Decía Nuccio Ordine que "Leer un poema o escuchar una sinfonía no aumenta el PIB, pero nos salva de la barbarie." Es imposible no esbozar una sonrisa cuando escucho eso, porque inevitablemente vivimos en la época donde absolutamente TODO debe servir para algo. Todo debe venderse, decorar, inspirar, transformar, cambiar...y llega un punto en el que todo este circo resulta aburridísimo.
Un buen punto de partida es pensar que el arte no tiene que servir para nada, y cuando digo nada, es NADA. Con todas las letras. No tiene que vender productos, no tiene que embellecer ni mejorar nada, no tiene que justificar presupuestos culturales ni hacer que nos sintamos mejores personas por contemplarlo un domingo en el museo.
Os juro que me cuesta entender esta obsesión por encontrarle utilidad a todo, es que es simplemente agotador. Es como si su existencia necesitara una razón de ser o justificar porque se hace. Pero bien sabemos aquí sobre ese arte que te pega el pellizco en el estómago sin avisar y que te deja quieto sin saber muy bien qué hacer o que decir con lo que acabas de ver y sentir. El arte no pide permiso.
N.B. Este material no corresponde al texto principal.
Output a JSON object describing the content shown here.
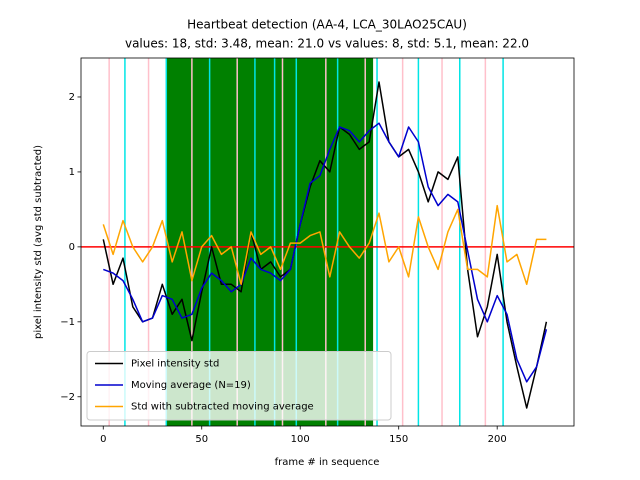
{
  "chart_data": {
    "type": "line",
    "title": "Heartbeat detection (AA-4, LCA_30LAO25CAU)",
    "subtitle": "values: 18, std: 3.48, mean: 21.0 vs values: 8, std: 5.1, mean: 22.0",
    "x_label": "frame # in sequence",
    "y_label": "pixel intensity std (avg std subtracted)",
    "x": [
      0,
      5,
      10,
      15,
      20,
      25,
      30,
      35,
      40,
      45,
      50,
      55,
      60,
      65,
      70,
      75,
      80,
      85,
      90,
      95,
      100,
      105,
      110,
      115,
      120,
      125,
      130,
      135,
      140,
      145,
      150,
      155,
      160,
      165,
      170,
      175,
      180,
      185,
      190,
      195,
      200,
      205,
      210,
      215,
      220,
      225
    ],
    "series": [
      {
        "name": "Pixel intensity std",
        "color": "#000000",
        "values": [
          0.1,
          -0.5,
          -0.15,
          -0.8,
          -1.0,
          -0.95,
          -0.5,
          -0.9,
          -0.7,
          -1.25,
          -0.6,
          0.0,
          -0.5,
          -0.5,
          -0.6,
          0.2,
          -0.3,
          -0.2,
          -0.4,
          -0.3,
          0.3,
          0.8,
          1.15,
          1.0,
          1.6,
          1.5,
          1.3,
          1.4,
          2.2,
          1.4,
          1.2,
          1.3,
          1.0,
          0.6,
          1.0,
          0.9,
          1.2,
          -0.3,
          -1.2,
          -0.8,
          -0.1,
          -1.0,
          -1.6,
          -2.15,
          -1.6,
          -1.0
        ]
      },
      {
        "name": "Moving average (N=19)",
        "color": "#0000cd",
        "values": [
          -0.3,
          -0.35,
          -0.45,
          -0.7,
          -1.0,
          -0.95,
          -0.65,
          -0.7,
          -0.95,
          -0.9,
          -0.55,
          -0.35,
          -0.45,
          -0.6,
          -0.5,
          -0.15,
          -0.3,
          -0.35,
          -0.45,
          -0.3,
          0.3,
          0.85,
          0.95,
          1.3,
          1.6,
          1.55,
          1.4,
          1.55,
          1.65,
          1.4,
          1.2,
          1.6,
          1.4,
          0.8,
          0.55,
          0.7,
          0.6,
          -0.05,
          -0.7,
          -1.0,
          -0.65,
          -0.9,
          -1.5,
          -1.8,
          -1.6,
          -1.1
        ]
      },
      {
        "name": "Std with subtracted moving average",
        "color": "#ffa500",
        "values": [
          0.3,
          -0.1,
          0.35,
          0.0,
          -0.2,
          0.0,
          0.35,
          -0.2,
          0.2,
          -0.45,
          0.0,
          0.15,
          -0.1,
          0.0,
          -0.5,
          0.2,
          -0.1,
          0.0,
          -0.3,
          0.05,
          0.05,
          0.15,
          0.2,
          -0.4,
          0.2,
          0.0,
          -0.15,
          0.05,
          0.45,
          -0.2,
          0.0,
          -0.4,
          0.4,
          0.0,
          -0.3,
          0.2,
          0.5,
          -0.3,
          -0.3,
          -0.4,
          0.55,
          -0.2,
          -0.1,
          -0.5,
          0.1,
          0.1
        ]
      }
    ],
    "shaded_span": {
      "xlim": [
        32,
        137
      ],
      "color": "#008000"
    },
    "pink_lines": {
      "color": "#ffc0cb",
      "x": [
        3,
        23,
        45,
        68,
        91,
        113,
        133,
        152,
        172,
        194
      ]
    },
    "cyan_lines": {
      "color": "#00e5e5",
      "x": [
        11,
        32,
        54,
        77,
        87,
        98,
        119,
        139,
        160,
        181,
        203
      ]
    },
    "hline": {
      "y": 0,
      "color": "#ff0000"
    },
    "xlim": [
      -11.3,
      239
    ],
    "ylim": [
      -2.39,
      2.52
    ],
    "xticks": [
      0,
      50,
      100,
      150,
      200
    ],
    "yticks": [
      {
        "value": -2,
        "label": "−2"
      },
      {
        "value": -1,
        "label": "−1"
      },
      0,
      1,
      2
    ],
    "legend_loc": "lower left"
  }
}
Simplemente existe y es, sin ninguna intención más allá que la de existir.
En una reunión dentro del marco de mi residencia artística en Lisboa, en una de las charlas, hablamos de un tema del que no he parado de darle vueltas: el deseo deja de ser deseo cuando se consigue.
Si ya ese discurso es duro para la vida en general, cuando lo extrapolamos al arte, cuando lo convertimos en herramienta y lo domesticamos para crear expectativas sobre nosotros mismos o nos venda cosas, lo matamos. Antes era puro deseo, pura necesidad de crear o de contemplar...y ahora es otra estrategia de marketing que por cierto, está quemadísima. Demasiadas galerías llenas de obras que gritan su función desde lejos, te tiran el anzuelo de una obra que encaja perfectamente con ese sofá beige; o bien te sueltan el rollo de que representa el espíritu emprendedor de su empresa...y cuando veo algo así sólo me entran ganas de tener una casa en el campo con un huerto.
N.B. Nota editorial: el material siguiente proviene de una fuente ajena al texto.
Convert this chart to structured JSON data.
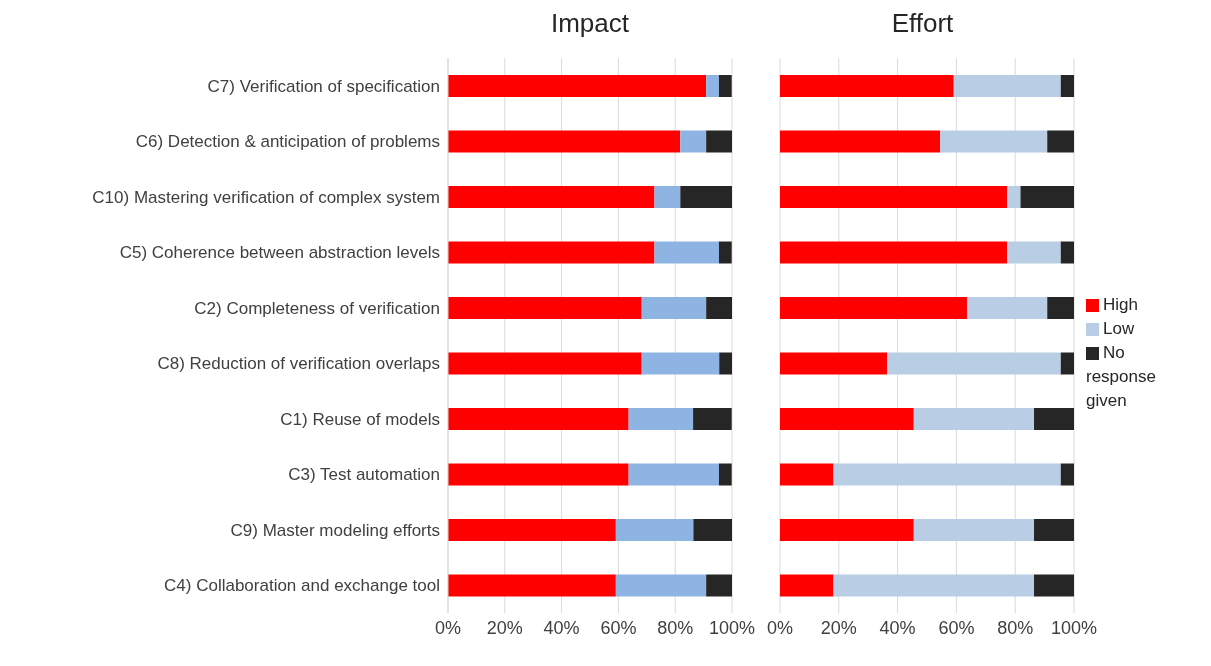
{
  "chart_data": [
    {
      "type": "bar",
      "title": "Impact",
      "orientation": "horizontal",
      "stacked": true,
      "grid": "x",
      "legend": false,
      "categories": [
        "C7) Verification of specification",
        "C6) Detection & anticipation of problems",
        "C10) Mastering verification of complex system",
        "C5) Coherence between abstraction levels",
        "C2) Completeness of verification",
        "C8) Reduction of verification overlaps",
        "C1) Reuse of models",
        "C3) Test automation",
        "C9) Master modeling efforts",
        "C4) Collaboration and exchange tool"
      ],
      "xlim": [
        0,
        100
      ],
      "xticks": [
        {
          "value": 0,
          "label": "0%"
        },
        {
          "value": 20,
          "label": "20%"
        },
        {
          "value": 40,
          "label": "40%"
        },
        {
          "value": 60,
          "label": "60%"
        },
        {
          "value": 80,
          "label": "80%"
        },
        {
          "value": 100,
          "label": "100%"
        }
      ],
      "series": [
        {
          "color": "#ff0000",
          "values": [
            90.9,
            81.8,
            72.7,
            72.7,
            68.2,
            68.2,
            63.6,
            63.6,
            59.1,
            59.1
          ]
        },
        {
          "color": "#8eb4e3",
          "values": [
            4.5,
            9.1,
            9.1,
            22.7,
            22.7,
            27.3,
            22.7,
            31.8,
            27.3,
            31.8
          ]
        },
        {
          "color": "#262626",
          "values": [
            4.5,
            9.1,
            18.2,
            4.5,
            9.1,
            4.5,
            13.6,
            4.5,
            13.6,
            9.1
          ]
        }
      ]
    },
    {
      "type": "bar",
      "title": "Effort",
      "orientation": "horizontal",
      "stacked": true,
      "grid": "x",
      "legend": "right",
      "tick_labels": "x",
      "categories": [
        null,
        null,
        null,
        null,
        null,
        null,
        null,
        null,
        null,
        null
      ],
      "xlim": [
        0,
        100
      ],
      "xticks": [
        {
          "value": 0,
          "label": "0%"
        },
        {
          "value": 20,
          "label": "20%"
        },
        {
          "value": 40,
          "label": "40%"
        },
        {
          "value": 60,
          "label": "60%"
        },
        {
          "value": 80,
          "label": "80%"
        },
        {
          "value": 100,
          "label": "100%"
        }
      ],
      "series": [
        {
          "name": "High",
          "color": "#ff0000",
          "values": [
            59.1,
            54.5,
            77.3,
            77.3,
            63.6,
            36.4,
            45.5,
            18.2,
            45.5,
            18.2
          ]
        },
        {
          "name": "Low",
          "color": "#b9cde5",
          "values": [
            36.4,
            36.4,
            4.5,
            18.2,
            27.3,
            59.1,
            40.9,
            77.3,
            40.9,
            68.2
          ]
        },
        {
          "name": "No response given",
          "color": "#262626",
          "values": [
            4.5,
            9.1,
            18.2,
            4.5,
            9.1,
            4.5,
            13.6,
            4.5,
            13.6,
            13.6
          ]
        }
      ]
    }
  ]
}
Quizás sea tarde para darse cuenta que la verdadera subversión del arte está en su inutilidad, en ser completamente innecesario y prescindible. En existir porque sí, igual existen las puestas de sol o los gatos que duermen dieciséis horas al día. Sin justificación, sin propósito ninguno más allá de su propia existencia. Pero ojo, con esto no quiero decir que el arte sea escapismo o decoración bonita,sino más bien al contrario, me refiero a que el arte verdadero es incómodo. Te enfrenta a ti mismo, te descoloca, te hace preguntas que no querías y no quieres escuchar. Y lo hace sin avisar, ni querer venderte nada a cambio de esa bonita incomodidad.
Museos que están llenos de placas explicativas que intentan justificar cada obra. "Esta pieza explora la alienación urbana contemporánea." "El artista cuestiona los roles de género tradicionales." Y está bien, esas lecturas existen. Pero reducir el arte a esos mensajes es mutilarle las piernas. Puedes hablar de química, de terminaciones nerviosas, de evolución, pero te pierdes lo esencial, justamente uno de los aspectos más importantes de esto. Ninguna obra necesita justificación porque la belleza no la necesita. La curiosidad no la necesita. La experiencia de estar vivo y sentir algo que no sabías que podías sentir, tampoco. Craso error defender el arte como herramienta educativa o económica, porque inconscientemente estamos aceptando que por sí solo no vale, que necesita un propósito "superior" para merecer existir. Y si te pones a pensarlo, el arte más potente es el que existe sin razón, el que reniega a ser útil...el que no necesita de tu aprobación ni de tu interpretación.
"Rebeldía, inutilidad hermosa y obstinada"
Es precisamente lo que necesitamos en un mundo que insiste en convertir todo en producto. Arte como experiencia y resistencia sigilosa. Un vago recordatorio de que no todo en la vida tiene que servir para algo.
A veces, simplemente es suficiente con ser.